Circular P&C

may be very bad a method but i like this...donno if it fits in here but have a look...

first of all i ll solve the problem in which it is not circular permutation but linear one...and then try to make it circular...[1][1][1]

let the train stop at 3 stations such that s₁<s₂<s₃

now given condition, the trains cannot stop in adjacent station...

so, from the problem we have..
1≤s₁
s₁+2≤s₂
s₂+2≤s₃
s₃≤10

but its like hell if we try to solve these inequations and try to find the no of solutions (s₁,s₂,s₃)
so instead we ll convert these to an equation...

so they yeild to,

1+a=s₁
s₁+2+b=s₂
s₂+2+c=s₃
s₃+d=10
where a,b,c,dε[0,∞)

adding the above four equations we get,

1+a+2+b+2+c+d=10
or, a+b+c+d=5

now trying to find no of solutions of s₁,s₂,s₃ from the inequations is equivalent to finding possible set of value of a,b,c and d...

we have to partition the no 6 to give 4 nos using 3 partitions
so no of ways is ⁸C₃

so the train can stop in ⁸C₃ ways...[1][1][1]

if i did not go wrong anywhere..

neways this was the soln if the station were nt in circular arrangement...so now i ll try to delve into the actual problem!!

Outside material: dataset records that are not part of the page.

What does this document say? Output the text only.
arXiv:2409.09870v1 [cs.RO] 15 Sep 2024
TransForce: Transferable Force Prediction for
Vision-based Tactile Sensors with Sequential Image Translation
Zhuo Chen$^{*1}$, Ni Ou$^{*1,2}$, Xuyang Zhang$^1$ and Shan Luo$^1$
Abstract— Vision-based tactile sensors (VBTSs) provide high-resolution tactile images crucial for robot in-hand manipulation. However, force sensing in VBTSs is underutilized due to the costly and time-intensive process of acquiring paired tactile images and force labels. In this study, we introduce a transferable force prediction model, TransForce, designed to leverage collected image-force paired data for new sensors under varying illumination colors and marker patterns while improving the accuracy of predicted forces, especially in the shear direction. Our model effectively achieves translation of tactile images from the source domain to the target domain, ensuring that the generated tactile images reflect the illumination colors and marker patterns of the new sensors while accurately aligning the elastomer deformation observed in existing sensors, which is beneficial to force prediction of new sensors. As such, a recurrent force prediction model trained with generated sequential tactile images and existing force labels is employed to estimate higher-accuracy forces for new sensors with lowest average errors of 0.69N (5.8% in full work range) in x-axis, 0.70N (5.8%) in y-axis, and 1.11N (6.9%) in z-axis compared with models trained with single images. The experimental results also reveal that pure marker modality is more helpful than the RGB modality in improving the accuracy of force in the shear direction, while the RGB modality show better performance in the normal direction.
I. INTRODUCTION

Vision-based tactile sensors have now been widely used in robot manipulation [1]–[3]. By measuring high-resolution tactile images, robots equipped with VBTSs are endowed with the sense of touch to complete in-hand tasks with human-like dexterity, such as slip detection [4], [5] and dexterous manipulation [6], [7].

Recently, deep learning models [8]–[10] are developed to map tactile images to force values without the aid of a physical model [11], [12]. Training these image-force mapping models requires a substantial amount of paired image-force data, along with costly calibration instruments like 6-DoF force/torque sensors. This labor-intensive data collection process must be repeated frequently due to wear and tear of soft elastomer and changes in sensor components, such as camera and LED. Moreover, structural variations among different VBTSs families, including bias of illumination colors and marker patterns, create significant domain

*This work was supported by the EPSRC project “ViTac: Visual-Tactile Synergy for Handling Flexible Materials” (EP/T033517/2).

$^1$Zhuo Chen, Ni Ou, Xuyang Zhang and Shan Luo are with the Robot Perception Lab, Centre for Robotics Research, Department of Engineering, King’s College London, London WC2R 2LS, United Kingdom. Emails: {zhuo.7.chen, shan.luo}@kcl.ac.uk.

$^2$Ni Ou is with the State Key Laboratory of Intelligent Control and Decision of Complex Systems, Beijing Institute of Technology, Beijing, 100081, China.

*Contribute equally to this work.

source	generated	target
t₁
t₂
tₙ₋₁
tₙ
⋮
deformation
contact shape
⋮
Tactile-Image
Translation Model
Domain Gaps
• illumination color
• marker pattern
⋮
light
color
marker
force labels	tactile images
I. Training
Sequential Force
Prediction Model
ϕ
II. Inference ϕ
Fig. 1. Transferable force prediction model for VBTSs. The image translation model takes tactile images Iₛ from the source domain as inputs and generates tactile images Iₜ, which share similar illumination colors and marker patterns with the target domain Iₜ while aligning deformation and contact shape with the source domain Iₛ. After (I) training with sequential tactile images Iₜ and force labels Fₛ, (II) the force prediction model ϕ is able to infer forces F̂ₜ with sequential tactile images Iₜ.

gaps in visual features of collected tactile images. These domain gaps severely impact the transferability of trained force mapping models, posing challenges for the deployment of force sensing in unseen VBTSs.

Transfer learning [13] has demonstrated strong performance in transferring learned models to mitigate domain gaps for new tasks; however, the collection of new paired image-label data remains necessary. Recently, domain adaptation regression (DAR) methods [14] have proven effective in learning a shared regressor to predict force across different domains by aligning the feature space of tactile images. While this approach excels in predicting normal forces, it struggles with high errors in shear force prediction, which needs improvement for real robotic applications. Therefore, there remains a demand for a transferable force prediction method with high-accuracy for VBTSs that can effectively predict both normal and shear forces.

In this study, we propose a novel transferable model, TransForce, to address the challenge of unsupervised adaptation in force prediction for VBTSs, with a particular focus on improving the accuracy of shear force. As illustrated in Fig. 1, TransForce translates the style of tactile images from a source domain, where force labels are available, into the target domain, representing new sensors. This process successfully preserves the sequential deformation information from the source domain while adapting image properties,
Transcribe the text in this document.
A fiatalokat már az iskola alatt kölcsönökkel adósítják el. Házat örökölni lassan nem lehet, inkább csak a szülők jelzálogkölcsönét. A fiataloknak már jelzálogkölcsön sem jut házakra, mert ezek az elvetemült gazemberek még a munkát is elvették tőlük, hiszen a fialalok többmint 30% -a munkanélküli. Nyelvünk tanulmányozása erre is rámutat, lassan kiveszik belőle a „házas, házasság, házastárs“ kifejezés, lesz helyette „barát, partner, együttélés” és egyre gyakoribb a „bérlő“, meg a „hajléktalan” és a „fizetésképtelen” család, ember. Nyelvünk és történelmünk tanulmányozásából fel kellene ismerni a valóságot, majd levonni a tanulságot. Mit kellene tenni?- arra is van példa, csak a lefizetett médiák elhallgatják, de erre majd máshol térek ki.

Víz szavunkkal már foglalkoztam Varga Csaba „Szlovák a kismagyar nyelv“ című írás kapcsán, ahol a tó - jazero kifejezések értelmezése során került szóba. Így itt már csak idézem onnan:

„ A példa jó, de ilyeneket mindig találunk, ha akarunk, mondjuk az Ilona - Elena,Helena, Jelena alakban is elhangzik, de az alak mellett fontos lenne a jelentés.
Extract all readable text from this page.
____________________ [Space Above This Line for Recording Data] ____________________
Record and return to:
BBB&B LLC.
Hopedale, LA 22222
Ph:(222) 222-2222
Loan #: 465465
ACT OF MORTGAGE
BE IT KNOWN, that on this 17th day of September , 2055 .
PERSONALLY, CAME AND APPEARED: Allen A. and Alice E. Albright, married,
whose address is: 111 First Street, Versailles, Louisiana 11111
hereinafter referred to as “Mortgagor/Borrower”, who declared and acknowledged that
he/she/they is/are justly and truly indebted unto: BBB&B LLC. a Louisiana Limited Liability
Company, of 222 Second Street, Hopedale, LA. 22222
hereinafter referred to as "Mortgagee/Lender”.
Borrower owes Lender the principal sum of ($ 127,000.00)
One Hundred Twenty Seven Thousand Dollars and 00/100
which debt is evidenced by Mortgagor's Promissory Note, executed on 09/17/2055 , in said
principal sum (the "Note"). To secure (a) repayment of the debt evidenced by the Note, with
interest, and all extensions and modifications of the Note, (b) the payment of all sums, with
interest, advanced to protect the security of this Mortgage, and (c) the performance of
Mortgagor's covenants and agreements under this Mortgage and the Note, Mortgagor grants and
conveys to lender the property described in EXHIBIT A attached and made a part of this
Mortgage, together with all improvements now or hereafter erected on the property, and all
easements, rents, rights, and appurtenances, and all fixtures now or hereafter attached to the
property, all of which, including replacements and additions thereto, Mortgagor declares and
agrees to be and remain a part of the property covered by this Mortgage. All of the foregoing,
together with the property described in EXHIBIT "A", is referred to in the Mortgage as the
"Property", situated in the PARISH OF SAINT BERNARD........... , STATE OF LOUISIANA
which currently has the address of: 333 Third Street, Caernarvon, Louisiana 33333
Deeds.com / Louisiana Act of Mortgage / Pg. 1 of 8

two cases...frst wen train stops at 1 and second the train doesnt

wen train stops at 1

let s₁=1
so next it has to stop newhere from station 3 to station 9
in two positions,

so
3≤s₂
s₂+2≤s₃
s₃≤9

whch boils down to
a+b+c=4.........[jumping many steps[3][3]]

no of ways is ⁶C₂..

wen train doesnt stop in 1

its a linear permutation in which all the three stations will lie within 2 to 10

so no of ways after solving this will be

⁷C₃ most probably...

so total no of ways is ⁶C₂+⁷C₃=15+35=50

and i am completely unsure wether or not answer is correct!!
some expert please help!

does someone have an easier method???

Good work all of you :)